Владимир не нашел что возразить. Леонид решил поддержать Игоря:
— Я дважды был на спектаклях Большого и десять раз смотрел балетные спектакли в Кировском. Игорь прав. Да, я ленинградец, но дело не в «местном патриотизме». Ни один театр Кировскому в подметки не годится.
Владимир пожал плечами:
— Вы сговорились, мне вас не переспорить.

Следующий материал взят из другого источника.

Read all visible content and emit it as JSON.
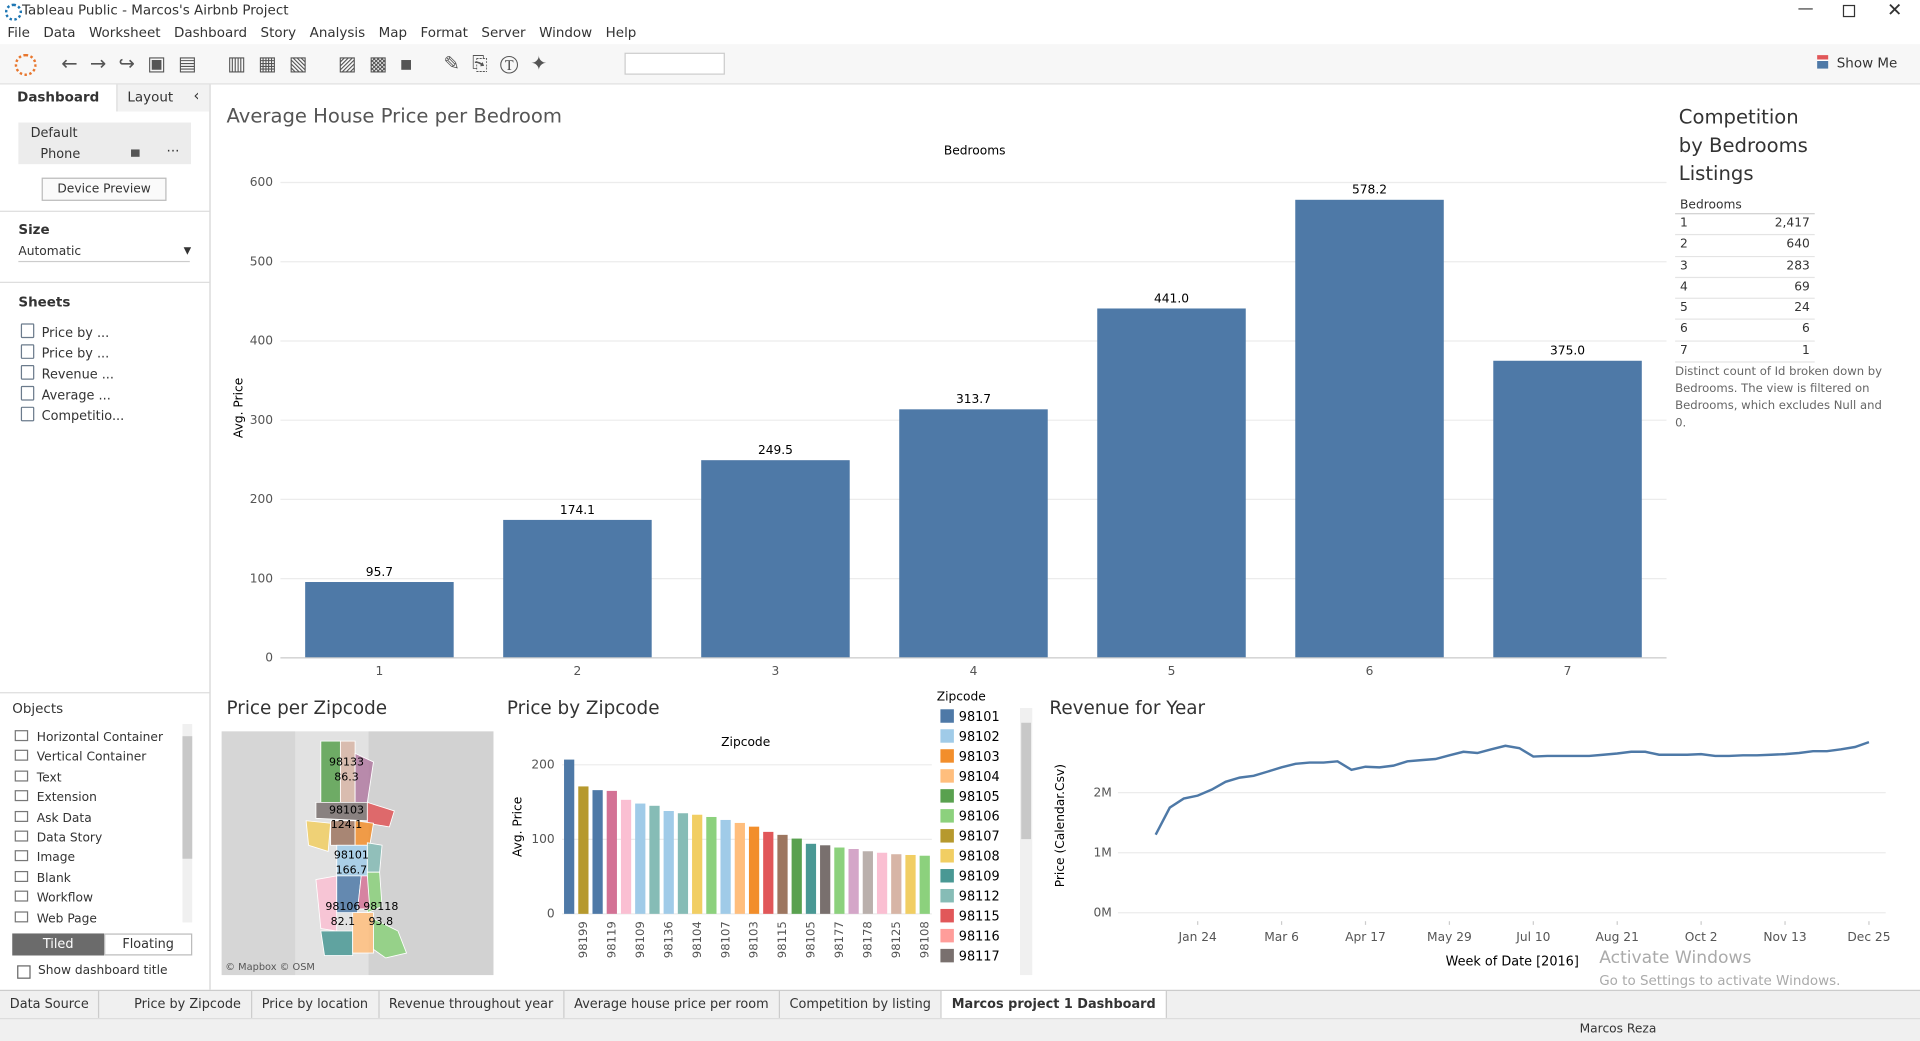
{
  "window": {
    "title": "Tableau Public - Marcos's Airbnb Project"
  },
  "menu": [
    "File",
    "Data",
    "Worksheet",
    "Dashboard",
    "Story",
    "Analysis",
    "Map",
    "Format",
    "Server",
    "Window",
    "Help"
  ],
  "toolbar": {
    "show_me": "Show Me"
  },
  "sidebar": {
    "tabs": [
      "Dashboard",
      "Layout"
    ],
    "devices": [
      "Default",
      "Phone"
    ],
    "device_preview": "Device Preview",
    "size_label": "Size",
    "size_value": "Automatic",
    "sheets_label": "Sheets",
    "sheets": [
      "Price by ...",
      "Price by ...",
      "Revenue ...",
      "Average ...",
      "Competitio..."
    ],
    "objects_label": "Objects",
    "objects": [
      "Horizontal Container",
      "Vertical Container",
      "Text",
      "Extension",
      "Ask Data",
      "Data Story",
      "Image",
      "Blank",
      "Workflow",
      "Web Page"
    ],
    "tiled": "Tiled",
    "floating": "Floating",
    "show_title": "Show dashboard title"
  },
  "bedroom_chart": {
    "type": "bar",
    "title": "Average House Price per Bedroom",
    "x_axis_title": "Bedrooms",
    "y_axis_title": "Avg. Price",
    "categories": [
      "1",
      "2",
      "3",
      "4",
      "5",
      "6",
      "7"
    ],
    "values": [
      95.7,
      174.1,
      249.5,
      313.7,
      441.0,
      578.2,
      375.0
    ],
    "value_labels": [
      "95.7",
      "174.1",
      "249.5",
      "313.7",
      "441.0",
      "578.2",
      "375.0"
    ],
    "color": "#4e79a7",
    "ylim": [
      0,
      600
    ],
    "yticks": [
      0,
      100,
      200,
      300,
      400,
      500,
      600
    ],
    "grid": true
  },
  "listing_table": {
    "title": "Competition by Bedrooms Listings",
    "header": "Bedrooms",
    "rows": [
      [
        "1",
        "2,417"
      ],
      [
        "2",
        "640"
      ],
      [
        "3",
        "283"
      ],
      [
        "4",
        "69"
      ],
      [
        "5",
        "24"
      ],
      [
        "6",
        "6"
      ],
      [
        "7",
        "1"
      ]
    ],
    "note": "Distinct count of Id broken down by Bedrooms. The view is filtered on Bedrooms, which excludes Null and 0."
  },
  "zip_map": {
    "title": "Price per Zipcode",
    "labels": [
      [
        "98133",
        "86.3"
      ],
      [
        "98103",
        "124.1"
      ],
      [
        "98101",
        "166.7"
      ],
      [
        "98106",
        "82.1"
      ],
      [
        "98118",
        "93.8"
      ]
    ],
    "attribution": "© Mapbox © OSM"
  },
  "zip_chart": {
    "type": "bar",
    "title": "Price by Zipcode",
    "x_axis_title": "Zipcode",
    "y_axis_title": "Avg. Price",
    "categories": [
      null,
      "98199",
      null,
      "98119",
      null,
      "98109",
      null,
      "98136",
      null,
      "98104",
      null,
      "98107",
      null,
      "98103",
      null,
      "98115",
      null,
      "98105",
      null,
      "98177",
      null,
      "98178",
      null,
      "98125",
      null,
      "98108"
    ],
    "values": [
      207,
      171,
      166,
      165,
      153,
      148,
      145,
      138,
      135,
      133,
      130,
      126,
      122,
      117,
      110,
      106,
      101,
      94,
      92,
      89,
      87,
      84,
      82,
      80,
      79,
      78
    ],
    "colors": [
      "#4e79a7",
      "#b6992d",
      "#4e79a7",
      "#d37295",
      "#fabfd2",
      "#a0cbe8",
      "#86bcb6",
      "#a0cbe8",
      "#86bcb6",
      "#f1ce63",
      "#8cd17d",
      "#a0cbe8",
      "#ffbe7d",
      "#f28e2b",
      "#e15759",
      "#9d7660",
      "#59a14f",
      "#499894",
      "#79706e",
      "#8cd17d",
      "#d4a6c8",
      "#bab0ac",
      "#fabfd2",
      "#d7b5a6",
      "#f1ce63",
      "#8cd17d"
    ],
    "ylim": [
      0,
      240
    ],
    "yticks": [
      0,
      100,
      200
    ],
    "grid": true,
    "legend": {
      "title": "Zipcode",
      "items": [
        {
          "name": "98101",
          "color": "#4e79a7"
        },
        {
          "name": "98102",
          "color": "#a0cbe8"
        },
        {
          "name": "98103",
          "color": "#f28e2b"
        },
        {
          "name": "98104",
          "color": "#ffbe7d"
        },
        {
          "name": "98105",
          "color": "#59a14f"
        },
        {
          "name": "98106",
          "color": "#8cd17d"
        },
        {
          "name": "98107",
          "color": "#b6992d"
        },
        {
          "name": "98108",
          "color": "#f1ce63"
        },
        {
          "name": "98109",
          "color": "#499894"
        },
        {
          "name": "98112",
          "color": "#86bcb6"
        },
        {
          "name": "98115",
          "color": "#e15759"
        },
        {
          "name": "98116",
          "color": "#ff9d9a"
        },
        {
          "name": "98117",
          "color": "#79706e"
        }
      ]
    }
  },
  "revenue_chart": {
    "type": "line",
    "title": "Revenue for Year",
    "x_axis_title": "Week of Date [2016]",
    "y_axis_title": "Price (Calendar.Csv)",
    "color": "#4e79a7",
    "x": [
      1,
      2,
      3,
      4,
      5,
      6,
      7,
      8,
      9,
      10,
      11,
      12,
      13,
      14,
      15,
      16,
      17,
      18,
      19,
      20,
      21,
      22,
      23,
      24,
      25,
      26,
      27,
      28,
      29,
      30,
      31,
      32,
      33,
      34,
      35,
      36,
      37,
      38,
      39,
      40,
      41,
      42,
      43,
      44,
      45,
      46,
      47,
      48,
      49,
      50,
      51,
      52
    ],
    "values": [
      1300000,
      1750000,
      1900000,
      1950000,
      2050000,
      2180000,
      2250000,
      2280000,
      2350000,
      2420000,
      2480000,
      2500000,
      2500000,
      2520000,
      2380000,
      2430000,
      2420000,
      2450000,
      2520000,
      2540000,
      2560000,
      2620000,
      2680000,
      2660000,
      2720000,
      2780000,
      2740000,
      2600000,
      2610000,
      2610000,
      2610000,
      2610000,
      2630000,
      2650000,
      2680000,
      2680000,
      2630000,
      2630000,
      2630000,
      2640000,
      2610000,
      2610000,
      2620000,
      2620000,
      2630000,
      2640000,
      2660000,
      2690000,
      2690000,
      2720000,
      2760000,
      2840000
    ],
    "xlim": [
      -1.7,
      53.2
    ],
    "xticks": [
      {
        "value": 4,
        "label": "Jan 24"
      },
      {
        "value": 10,
        "label": "Mar 6"
      },
      {
        "value": 16,
        "label": "Apr 17"
      },
      {
        "value": 22,
        "label": "May 29"
      },
      {
        "value": 28,
        "label": "Jul 10"
      },
      {
        "value": 34,
        "label": "Aug 21"
      },
      {
        "value": 40,
        "label": "Oct 2"
      },
      {
        "value": 46,
        "label": "Nov 13"
      },
      {
        "value": 52,
        "label": "Dec 25"
      }
    ],
    "ylim": [
      -140000,
      3020000
    ],
    "yticks": [
      {
        "value": 0,
        "label": "0M"
      },
      {
        "value": 1000000,
        "label": "1M"
      },
      {
        "value": 2000000,
        "label": "2M"
      }
    ],
    "grid": true
  },
  "bottom_tabs": [
    "Data Source",
    "Price by Zipcode",
    "Price by location",
    "Revenue throughout year",
    "Average house price per room",
    "Competition by listing",
    "Marcos project 1 Dashboard"
  ],
  "status": {
    "user": "Marcos Reza"
  },
  "watermark": {
    "title": "Activate Windows",
    "subtitle": "Go to Settings to activate Windows."
  }
}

— Ты меня разочаровал, Володя, споришь, лишь бы поспорить. Кировский — лучший театр мира, это аксиома. Закажи нам бутылку шампанского — в качестве извинения, — заключил Леонид.
Томаш позвал меня к столу, чтобы закончить партию. Я отмахнулся — сейчас не до шахмат!
— Мы говорим о важных вещах.
— У меня была выигрышная позиция.
— Тебе грозил мат.
На лице Томаша отразилось недоверие. Самое время нанести последний укол, как это много раз делали при мне Павел и Леонид.
— Что с тебя взять… Ты средненький игрок, таковым и останешься.
Остаток вечера Томаш провел за доской, пытаясь понять, откуда исходит опасность.